The likelihood of more bad news as the virus expands to more countries makes further market rockiness likely, which could prompt the Fed to act, according to a research note from Ian Shepherdson, chief economist at Pantheon Macroeconomics. But it took a nearly 20 percent market drop and additional credit tightness in late 2018 to convince the Fed to retreat from plans to raise rates, so any move may not be imminent, he wrote.
Nathan Sheets, chief economist for PGIM Fixed Income, said the Fed can do only so much to help. “If U.S. firms can’t produce because supply chains are broken, a rate cut won’t get production lines rolling again. If spending is down because consumer confidence has been hit, a rate cut won’t reverse these anxieties,” he said. “That said, a rate cut can create a somewhat more supportive macro environment — a safety net of sorts — to help the economy absorb the shock.”

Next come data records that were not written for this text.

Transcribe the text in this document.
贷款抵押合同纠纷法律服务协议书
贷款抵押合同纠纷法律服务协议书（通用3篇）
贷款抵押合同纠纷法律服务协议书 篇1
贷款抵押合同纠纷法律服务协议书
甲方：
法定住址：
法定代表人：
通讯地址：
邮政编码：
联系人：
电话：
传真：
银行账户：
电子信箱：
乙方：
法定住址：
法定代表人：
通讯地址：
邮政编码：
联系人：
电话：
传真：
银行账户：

In a CNBC International interview that aired Monday, Treasury Secretary Steven Mnuchin said it would be difficult to “have strong predictions on the economic issues without being able to predict the health outcome.”
“I think we need another three or four weeks to see how the virus reacts until we really have good statistical data,” Mnuchin said.
The Chinese government reported 409 new coronavirus cases and another 150 deaths by the end of Sunday. There are now more than 77,000 confirmed cases, with a cumulative death toll of more than 2,500.
Thomas Heath contributed to this report.